Careers/Jobs

How Community Coding Bootcamps Prepare Grads For New Careers

These days, it feels like tech companies are sprouting up everywhere. With the incredible growth in the tech field, the demand for web developers has never been stronger. It’s one of the fastest-growing sectors today, and job opportunities are expected to increase by 15% through 2016. On top of that, it’s one of the few sectors experiencing salary growth, a true rarity in today’s economy.

To address this need for developers, coding bootcamps have been similarly sprouting up. In particular, a new model called the community coding bootcamp has emerged to better address student needs. Designed to be flexible, accessible and affordable, this type of bootcamp blends the best of online and offline education, giving students an accelerated yet effective way to learn to code.

Coding Languages Employers Want

Community coding bootcamps are designed to feature the types of languages and training that will prepare graduates for a career in tech after graduation. As a result, they feature the languages and tools that are most in-demand by employers today to ensure that graduates are marketable. This generally means including HTML, CSS, and JavaScript training for students focused on entry-level web development, languages and tools like React, React Native, and Bootstrap for students interested in front end web development, and NodeJS, MongoDB, and GitHub to acquire the data architecture and systems skills required of back end developers.

Effective, Group Troubleshooting

One major way community coding bootcamps differentiate themselves from online bootcamps is that they give students a group of peers. Students enter a program with a small, dedicated cohort giving them a team that they can rely on for support and to tackle challenging questions.

Additionally, students are assigned to a single, dedicated instructor. The instructors are unique in that many of them hold full time web developer roles during the day, and choose to teach during their “off” hours because they enjoy teaching and giving back to the coding community. Students enjoy access to an experienced individual who can support them and keep them motivated throughout their bootcamp journey.

Learn On Your Schedule

A core reason community coding bootcamps developed was to respond to a common problem found in offline bootcamps: the need for students to attend classes full time, five days a week. Individuals holding a full-time job or juggling family responsibilities found these requirements impossible to manage.

Community coding bootcamps offer a unique hybrid learning model that blends online and offline training. During the week, students take lessons online, giving them the opportunity to fit their learning around their schedule. Students then meet once a week during weekend workshops where they work together to complete assignments. This model offers the flexibility students need coupled with the value that comes from having face-to-face interactions with fellow students and instructors.

Stay Accountable

The common challenge students of online bootcamps find is that they rarely complete the full course. While the ability to take classes completely online makes them hyper-flexible, there’s often zero accountability and nothing pushing students forward. As a result, students find themselves starting the program but not finishing.

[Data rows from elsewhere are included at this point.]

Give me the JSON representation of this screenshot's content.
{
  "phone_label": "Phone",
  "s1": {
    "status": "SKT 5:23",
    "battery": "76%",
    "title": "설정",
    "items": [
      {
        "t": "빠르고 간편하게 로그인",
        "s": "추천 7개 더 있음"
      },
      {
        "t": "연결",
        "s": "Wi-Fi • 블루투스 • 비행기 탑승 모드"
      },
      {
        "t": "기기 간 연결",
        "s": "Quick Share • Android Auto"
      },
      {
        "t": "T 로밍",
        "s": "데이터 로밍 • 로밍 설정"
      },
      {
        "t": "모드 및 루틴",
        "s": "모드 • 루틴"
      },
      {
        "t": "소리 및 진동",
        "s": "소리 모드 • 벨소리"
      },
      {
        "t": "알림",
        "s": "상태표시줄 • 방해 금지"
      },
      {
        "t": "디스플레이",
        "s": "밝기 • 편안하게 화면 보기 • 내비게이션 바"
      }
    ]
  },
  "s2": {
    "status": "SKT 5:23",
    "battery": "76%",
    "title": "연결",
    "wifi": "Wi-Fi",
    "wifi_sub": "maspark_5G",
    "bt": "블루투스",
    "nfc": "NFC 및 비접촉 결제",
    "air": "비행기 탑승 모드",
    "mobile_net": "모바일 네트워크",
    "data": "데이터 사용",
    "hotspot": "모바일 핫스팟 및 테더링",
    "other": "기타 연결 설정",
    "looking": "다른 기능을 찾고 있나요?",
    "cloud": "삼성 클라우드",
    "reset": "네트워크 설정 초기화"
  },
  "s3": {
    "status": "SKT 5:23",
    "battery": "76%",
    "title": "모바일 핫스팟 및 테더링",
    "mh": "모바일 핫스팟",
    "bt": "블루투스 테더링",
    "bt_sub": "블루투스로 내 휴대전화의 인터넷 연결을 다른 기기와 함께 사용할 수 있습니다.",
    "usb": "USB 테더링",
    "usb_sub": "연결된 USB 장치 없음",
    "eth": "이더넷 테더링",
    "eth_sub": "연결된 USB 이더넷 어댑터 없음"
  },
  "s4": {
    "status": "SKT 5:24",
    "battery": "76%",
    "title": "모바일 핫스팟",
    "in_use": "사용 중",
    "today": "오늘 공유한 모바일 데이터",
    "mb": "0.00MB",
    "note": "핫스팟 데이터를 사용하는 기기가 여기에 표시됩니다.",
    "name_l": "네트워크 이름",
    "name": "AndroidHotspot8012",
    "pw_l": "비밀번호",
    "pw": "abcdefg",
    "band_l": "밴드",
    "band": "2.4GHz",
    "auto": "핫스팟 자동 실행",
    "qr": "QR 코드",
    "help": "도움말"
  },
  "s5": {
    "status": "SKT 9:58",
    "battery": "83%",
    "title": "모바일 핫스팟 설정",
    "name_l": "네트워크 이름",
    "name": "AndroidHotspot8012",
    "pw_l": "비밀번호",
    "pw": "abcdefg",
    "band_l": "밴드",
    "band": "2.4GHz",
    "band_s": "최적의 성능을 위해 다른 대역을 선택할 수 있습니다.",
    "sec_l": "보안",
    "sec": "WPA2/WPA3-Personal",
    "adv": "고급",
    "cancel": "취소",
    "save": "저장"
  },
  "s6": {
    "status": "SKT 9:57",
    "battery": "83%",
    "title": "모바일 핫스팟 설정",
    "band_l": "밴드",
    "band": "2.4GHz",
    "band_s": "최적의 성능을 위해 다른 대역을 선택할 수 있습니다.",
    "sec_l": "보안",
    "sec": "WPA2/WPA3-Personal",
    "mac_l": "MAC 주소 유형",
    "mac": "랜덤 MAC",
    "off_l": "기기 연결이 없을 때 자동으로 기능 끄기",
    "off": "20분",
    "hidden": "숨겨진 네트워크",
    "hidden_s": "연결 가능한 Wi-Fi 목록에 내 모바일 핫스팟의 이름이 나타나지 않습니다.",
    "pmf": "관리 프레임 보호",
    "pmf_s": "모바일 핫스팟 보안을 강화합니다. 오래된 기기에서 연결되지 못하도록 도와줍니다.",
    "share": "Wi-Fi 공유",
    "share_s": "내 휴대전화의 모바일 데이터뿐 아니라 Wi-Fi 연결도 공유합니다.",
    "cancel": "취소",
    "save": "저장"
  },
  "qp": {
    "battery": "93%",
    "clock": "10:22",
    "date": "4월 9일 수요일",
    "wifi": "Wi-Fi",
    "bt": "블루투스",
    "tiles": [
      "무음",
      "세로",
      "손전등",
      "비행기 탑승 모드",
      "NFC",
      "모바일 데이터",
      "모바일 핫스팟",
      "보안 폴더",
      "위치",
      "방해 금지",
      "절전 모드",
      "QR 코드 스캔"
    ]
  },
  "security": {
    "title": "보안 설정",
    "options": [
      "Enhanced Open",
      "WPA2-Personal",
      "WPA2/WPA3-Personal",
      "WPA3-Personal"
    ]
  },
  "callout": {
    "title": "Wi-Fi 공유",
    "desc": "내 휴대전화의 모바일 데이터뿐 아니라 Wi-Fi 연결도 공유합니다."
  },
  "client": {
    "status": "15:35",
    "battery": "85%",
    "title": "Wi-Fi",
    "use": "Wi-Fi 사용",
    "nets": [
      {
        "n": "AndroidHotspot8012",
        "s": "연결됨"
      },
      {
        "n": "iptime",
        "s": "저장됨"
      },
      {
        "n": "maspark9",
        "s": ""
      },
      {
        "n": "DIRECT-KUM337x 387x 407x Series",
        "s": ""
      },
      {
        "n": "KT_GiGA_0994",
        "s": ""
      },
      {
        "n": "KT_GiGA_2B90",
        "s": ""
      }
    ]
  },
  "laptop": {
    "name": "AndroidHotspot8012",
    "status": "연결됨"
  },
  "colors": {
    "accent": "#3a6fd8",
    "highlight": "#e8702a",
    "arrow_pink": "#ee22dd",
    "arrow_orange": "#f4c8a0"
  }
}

In contrast, community coding bootcamps use compartmented learning modules to keep students motivated. Each module has particular assignments with fixed deadlines that allow students to work toward concrete learning goals. Additionally, their peer cohort and dedicated instructor further serve as strong motivators to keep on learning.

Skills Needed For A New Job

Designed with practicality at heart, community coding bootcamps are structured to let students test if web development is something they’ll enjoy doing for years to come. These bootcamps offer a low-risk way of earning tech skills while assessing this new career sector. Graduates of community coding bootcamps who decide to make a career switch often enter quality assurance and software testing roles, entry-level jobs that let them get their foot in the web development door. These are valuable roles that help students gain on-the-job training for further career development and even higher salaries.